Reducing absence through illness with houseplants
Charlotte Lelieveld from Wageningen Environmental Research (Alterra) is coordinating the project Plants for a good indoor climate. In this project the effects of ornamental plants on the health and wellbeing of people in office buildings and care institutions are being studied. “Many buildings have a poor indoor climate,” says Lelieveld. “Lab studies show that plants can have a positive impact on a variety of health issues among employees and residents. Plants remove moisture and harmful substances from the air, and also create a pleasant ambiance in buildings”.
“As part of a consortium of knowledge institutes and companies we are researching how plants contribute to the air quality and wellbeing of people in practice situations. We are measuring the effects on the indoor environment as well as looking at the costs and benefits. Building owners often see ‘plants’ as a cost item. By translating our results into financial figures we offer building owners insight into the possibilities for cost reduction on energy-consuming air treatment systems. We are also studying whether there is a link between the presence of plants and a lower absence through illness and a higher productivity.”

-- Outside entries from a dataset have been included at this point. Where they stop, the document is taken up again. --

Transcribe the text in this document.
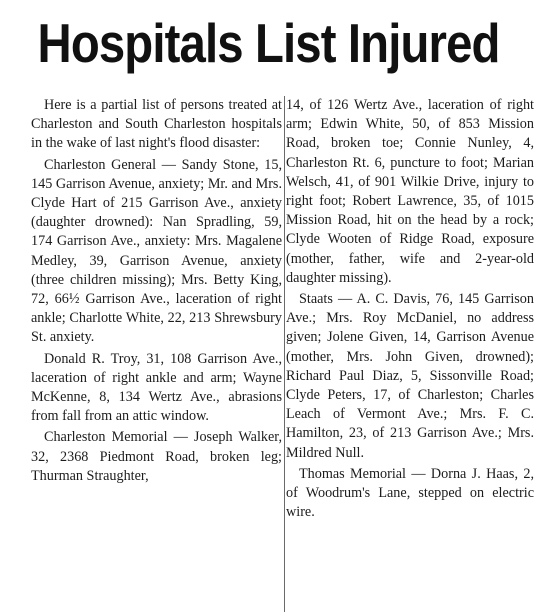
Hospitals List Injured

Here is a partial list of persons treated at Charleston and South Charleston hospitals in the wake of last night's flood disaster:

Charleston General — Sandy Stone, 15, 145 Garrison Avenue, anxiety; Mr. and Mrs. Clyde Hart of 215 Garrison Ave., anxiety (daughter drowned): Nan Spradling, 59, 174 Garrison Ave., anxiety: Mrs. Magalene Medley, 39, Garrison Avenue, anxiety (three children missing); Mrs. Betty King, 72, 66½ Garrison Ave., laceration of right ankle; Charlotte White, 22, 213 Shrewsbury St. anxiety.

Donald R. Troy, 31, 108 Garrison Ave., laceration of right ankle and arm; Wayne McKenne, 8, 134 Wertz Ave., abrasions from fall from an attic window.

Charleston Memorial — Joseph Walker, 32, 2368 Piedmont Road, broken leg; Thurman Straughter,

14, of 126 Wertz Ave., laceration of right arm; Edwin White, 50, of 853 Mission Road, broken toe; Connie Nunley, 4, Charleston Rt. 6, puncture to foot; Marian Welsch, 41, of 901 Wilkie Drive, injury to right foot; Robert Lawrence, 35, of 1015 Mission Road, hit on the head by a rock; Clyde Wooten of Ridge Road, exposure (mother, father, wife and 2-year-old daughter missing).

Staats — A. C. Davis, 76, 145 Garrison Ave.; Mrs. Roy McDaniel, no address given; Jolene Given, 14, Garrison Avenue (mother, Mrs. John Given, drowned); Richard Paul Diaz, 5, Sissonville Road; Clyde Peters, 17, of Charleston; Charles Leach of Vermont Ave.; Mrs. F. C. Hamilton, 23, of 213 Garrison Ave.; Mrs. Mildred Null.

Thomas Memorial — Dorna J. Haas, 2, of Woodrum's Lane, stepped on electric wire.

Trees and shrubs for more fresh air
While Lelieveld studies the purifying effect of plants in offices, her colleague Tycho Vermeulen from the Greenhouse Horticulture business unit focuses on the health effect of greenery on an urban level. Vermeulen: “Many cities are interested in the effect of trees and shrubs on air quality. Where previous Dutch research was critical about the possibilities, German and British scientists have concluded that trees and shrubs can capture 10 to 15 per cent of harmful substances in urban areas. We are now working with the municipality of The Hague to see how green areas can contribute to reducing particulate matter in the city. As a scientist, I see plenty of possibilities.”